I feel this question must be pretty elementary, but as a CS noob I don’t know how to search for the answer. I may not even be phrasing the question correctly.
So let me describe a hypothetical use case. Say my program stores a chess game (including variations) as a tree, with each node representing the state of the game after a move. My question is, given any two nodes which are guaranteed to be in the tree, what is the most efficient way to find the path (a sequence of intervening nodes) from one to the other? I’m mostly concerned with time complexity, although I’d like to save space as well (not sure how to express myself more precisely).

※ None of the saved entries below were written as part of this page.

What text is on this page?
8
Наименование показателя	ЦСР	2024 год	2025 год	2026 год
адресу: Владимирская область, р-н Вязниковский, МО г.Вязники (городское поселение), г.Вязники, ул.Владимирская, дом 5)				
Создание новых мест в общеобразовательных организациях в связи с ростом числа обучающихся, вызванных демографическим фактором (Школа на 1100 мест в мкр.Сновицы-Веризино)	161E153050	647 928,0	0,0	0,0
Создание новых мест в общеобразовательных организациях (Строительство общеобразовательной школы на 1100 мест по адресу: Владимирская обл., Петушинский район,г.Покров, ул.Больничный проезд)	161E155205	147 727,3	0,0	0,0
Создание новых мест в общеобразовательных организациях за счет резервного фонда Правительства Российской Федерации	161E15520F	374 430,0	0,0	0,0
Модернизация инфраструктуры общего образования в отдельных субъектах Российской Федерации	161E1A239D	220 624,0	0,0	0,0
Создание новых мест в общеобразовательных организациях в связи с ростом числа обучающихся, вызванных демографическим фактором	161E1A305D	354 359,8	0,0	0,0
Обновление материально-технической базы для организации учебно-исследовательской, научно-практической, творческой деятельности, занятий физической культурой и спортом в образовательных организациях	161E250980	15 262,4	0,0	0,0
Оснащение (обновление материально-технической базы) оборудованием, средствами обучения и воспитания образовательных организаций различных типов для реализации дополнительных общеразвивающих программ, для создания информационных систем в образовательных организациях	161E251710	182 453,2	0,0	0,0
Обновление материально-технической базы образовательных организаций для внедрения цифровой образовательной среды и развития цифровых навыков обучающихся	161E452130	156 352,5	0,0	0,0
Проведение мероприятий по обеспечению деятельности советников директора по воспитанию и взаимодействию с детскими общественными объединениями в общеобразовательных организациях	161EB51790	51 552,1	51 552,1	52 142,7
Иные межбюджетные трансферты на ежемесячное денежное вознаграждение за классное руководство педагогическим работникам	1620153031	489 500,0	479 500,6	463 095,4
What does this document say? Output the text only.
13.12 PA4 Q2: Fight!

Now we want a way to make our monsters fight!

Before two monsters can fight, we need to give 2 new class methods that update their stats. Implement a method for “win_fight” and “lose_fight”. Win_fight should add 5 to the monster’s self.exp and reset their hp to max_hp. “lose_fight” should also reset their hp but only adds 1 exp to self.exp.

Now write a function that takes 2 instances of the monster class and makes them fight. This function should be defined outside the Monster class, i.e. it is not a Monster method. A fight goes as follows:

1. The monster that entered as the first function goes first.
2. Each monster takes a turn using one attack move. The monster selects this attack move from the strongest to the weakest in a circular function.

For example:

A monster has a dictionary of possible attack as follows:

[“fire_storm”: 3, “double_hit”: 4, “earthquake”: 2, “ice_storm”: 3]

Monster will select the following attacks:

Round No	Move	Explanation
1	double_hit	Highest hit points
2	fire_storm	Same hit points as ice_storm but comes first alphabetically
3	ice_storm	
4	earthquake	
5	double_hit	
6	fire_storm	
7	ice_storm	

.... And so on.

Walking the whole tree is probably not it. I’m thinking that maybe each node can be assigned an informative address
, perhaps an array. One scheme would be to let a child’s address
be one element longer than its parent’s, where the extra element uniquely identifies the child. So if the first node has address (0)
, its children would have (0, 0)
, (0, 1)
, … and the children of (0, 1)
would have addresses like (0, 1, 0)
, (0, 1, 1)
, and so on. With this scheme the nodes on the path between any two nodes can be directly read off from their addresses.
With a tall tree though, the addresses can get quite long. Not a real concern for a chess program, but this way of indexing a tree just feels inefficient and inelegant to me. Is there a better way to assign addresses? Or is there a completely different approach to this problem?